# Alternative for the bloodthirster



## Wolfgang_Molder (Mar 3, 2008)

Now although this is probably not the right place to put it i couldn't think of anywhere else.

i found, during my frequent quests across the vast resource known as the internet, an awesome model from ccg armoury that i think would be an awesome stand in for a bloodthirster, the big thing about it is it's resin! and cheaper! and in my opinion looks better! another bonus is he has two axe looking things and his wings are all torn up (skarbrand anyone?) just though i would share here's the link, hope ya enjoy.
http://usacomicbooks.stores.yahoo.net/ragrdew.html


----------



## Concrete Hero (Jun 9, 2008)

He is certainly a nice one... Probably wouldn't be able to run him in a tournament though 

I'd love to see him in a game though!


----------



## Winterous (Mar 30, 2009)

Concrete Hero said:


> He is certainly a nice one... Probably wouldn't be able to run him in a tournament though
> 
> I'd love to see him in a game though!


Why not?

I personally don't like it, but it certainly works for the part.


----------



## Talos (Aug 4, 2008)

You cant use non GW models in GW tournys not sure about the non GW tournys.


----------



## Winterous (Mar 30, 2009)

Talos said:


> You cant use non GW models in GW tournys not sure about the non GW tournys.


Aah, of course.
What about sculpted models?
You could always say it's based upon something.

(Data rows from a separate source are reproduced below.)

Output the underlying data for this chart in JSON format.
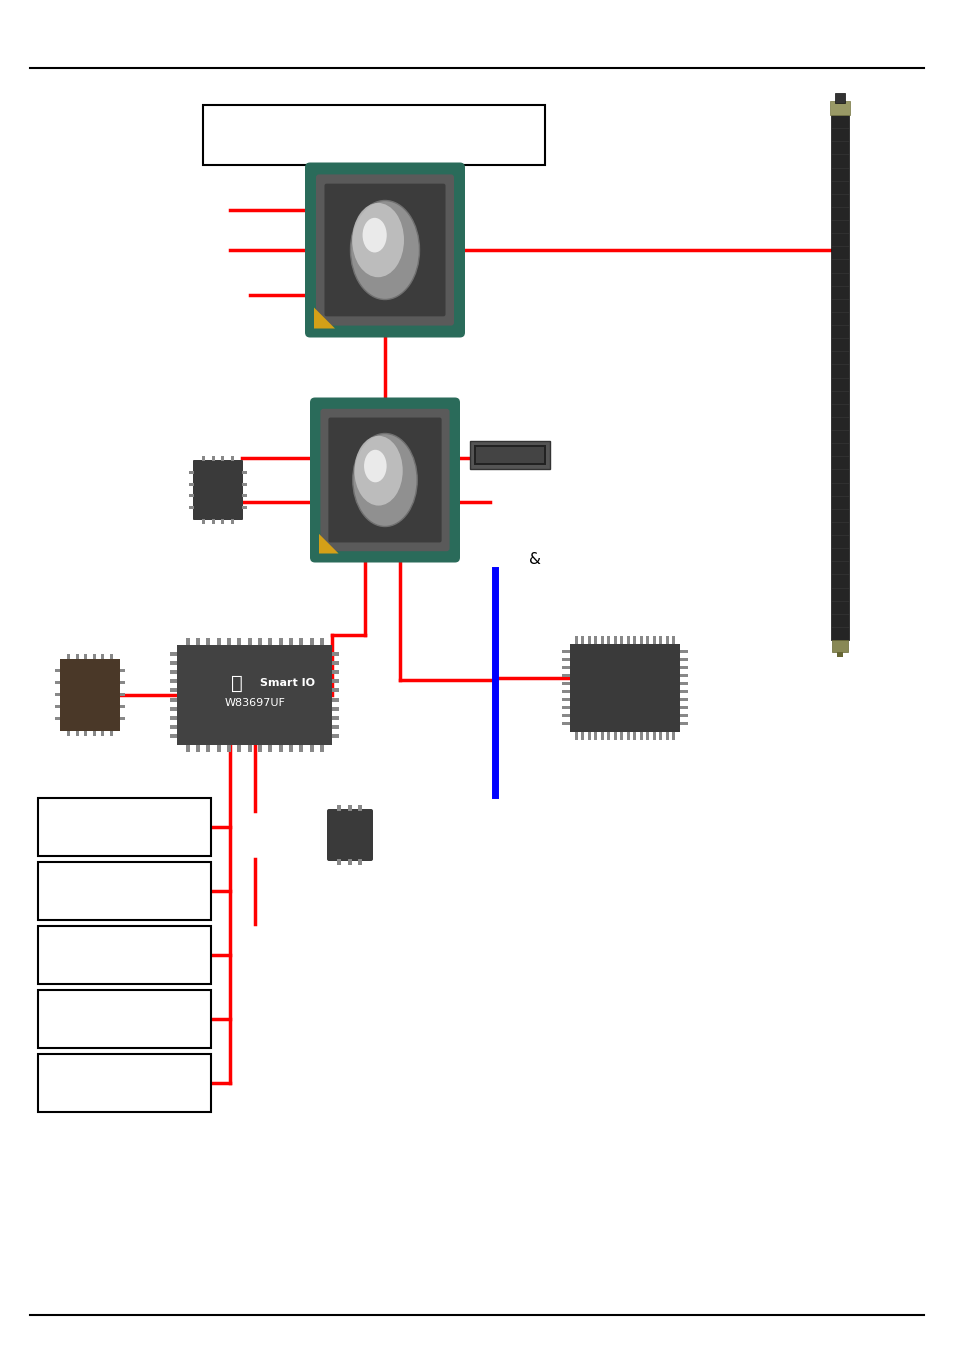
{
  "bg_color": "#ffffff",
  "line_color": "#000000",
  "red": "#ff0000",
  "blue": "#0000ff",
  "teal": "#2a6b5a",
  "dark_body": "#3c3c3c",
  "dark_chip": "#3a3a3a",
  "pin_color": "#888888",
  "lens_gray": "#a0a0a0",
  "lens_light": "#d8d8d8",
  "yellow_dot": "#d4a017",
  "sio_bg": "#424242",
  "lqfp_bg": "#4a3828",
  "box_bg": "#ffffff",
  "box_border": "#000000"
}
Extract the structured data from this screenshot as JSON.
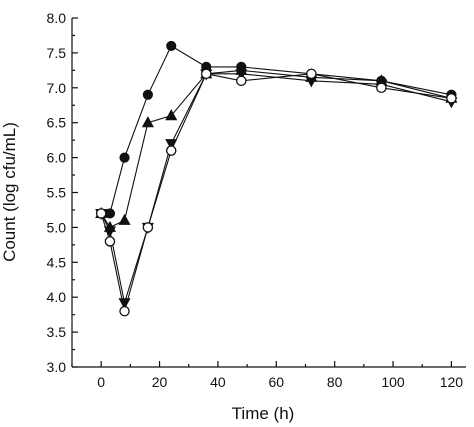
{
  "chart_data": {
    "type": "line",
    "title": "",
    "xlabel": "Time (h)",
    "ylabel": "Count (log cfu/mL)",
    "xlim": [
      -10,
      125
    ],
    "ylim": [
      3.0,
      8.0
    ],
    "x_ticks": [
      0,
      20,
      40,
      60,
      80,
      100,
      120
    ],
    "x_tick_labels": [
      "0",
      "20",
      "40",
      "60",
      "80",
      "100",
      "120"
    ],
    "y_ticks": [
      3.0,
      3.5,
      4.0,
      4.5,
      5.0,
      5.5,
      6.0,
      6.5,
      7.0,
      7.5,
      8.0
    ],
    "y_tick_labels": [
      "3.0",
      "3.5",
      "4.0",
      "4.5",
      "5.0",
      "5.5",
      "6.0",
      "6.5",
      "7.0",
      "7.5",
      "8.0"
    ],
    "grid": false,
    "legend": "none",
    "series": [
      {
        "marker": "filled-circle",
        "x": [
          0,
          3,
          8,
          16,
          24,
          36,
          48,
          72,
          96,
          120
        ],
        "y": [
          5.2,
          5.2,
          6.0,
          6.9,
          7.6,
          7.3,
          7.3,
          7.2,
          7.1,
          6.9
        ]
      },
      {
        "marker": "filled-triangle-up",
        "x": [
          0,
          3,
          8,
          16,
          24,
          36,
          48,
          72,
          96,
          120
        ],
        "y": [
          5.2,
          5.0,
          5.1,
          6.5,
          6.6,
          7.2,
          7.25,
          7.15,
          7.1,
          6.85
        ]
      },
      {
        "marker": "filled-triangle-down",
        "x": [
          0,
          3,
          8,
          16,
          24,
          36,
          48,
          72,
          96,
          120
        ],
        "y": [
          5.2,
          4.95,
          3.92,
          5.0,
          6.2,
          7.2,
          7.2,
          7.1,
          7.05,
          6.8
        ]
      },
      {
        "marker": "open-circle",
        "x": [
          0,
          3,
          8,
          16,
          24,
          36,
          48,
          72,
          96,
          120
        ],
        "y": [
          5.2,
          4.8,
          3.8,
          5.0,
          6.1,
          7.2,
          7.1,
          7.2,
          7.0,
          6.85
        ]
      }
    ]
  }
}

Anyway, I think most non-GW ones wouldn't care too much about who made the models, as long as it's obvious what it is.


----------



## Deneris (Jul 23, 2008)

As for sculpted/created models, I believe GW allows them along as a majority of their parts came from a GW model/kit...


----------



## Khorothis (May 12, 2009)

The wings would make it very hard to put the model in tight places, like between buildings, trees, etc. It'd be great for Apocalypse I think because you have a clean battlefield there, but otherwise... doubt it. Also add the problems already mentioned.


----------



## neoplasma (Jun 27, 2009)

it looks good but its got to many arms although lots of people make custom greater demons it just needs more marks of khorne and maybe alittle amputations then it should be great.


----------



## Epic Fail (Jun 23, 2008)

I like this bad boy:

http://www.coolminiornot.com/store/product.php?xProd=3598


----------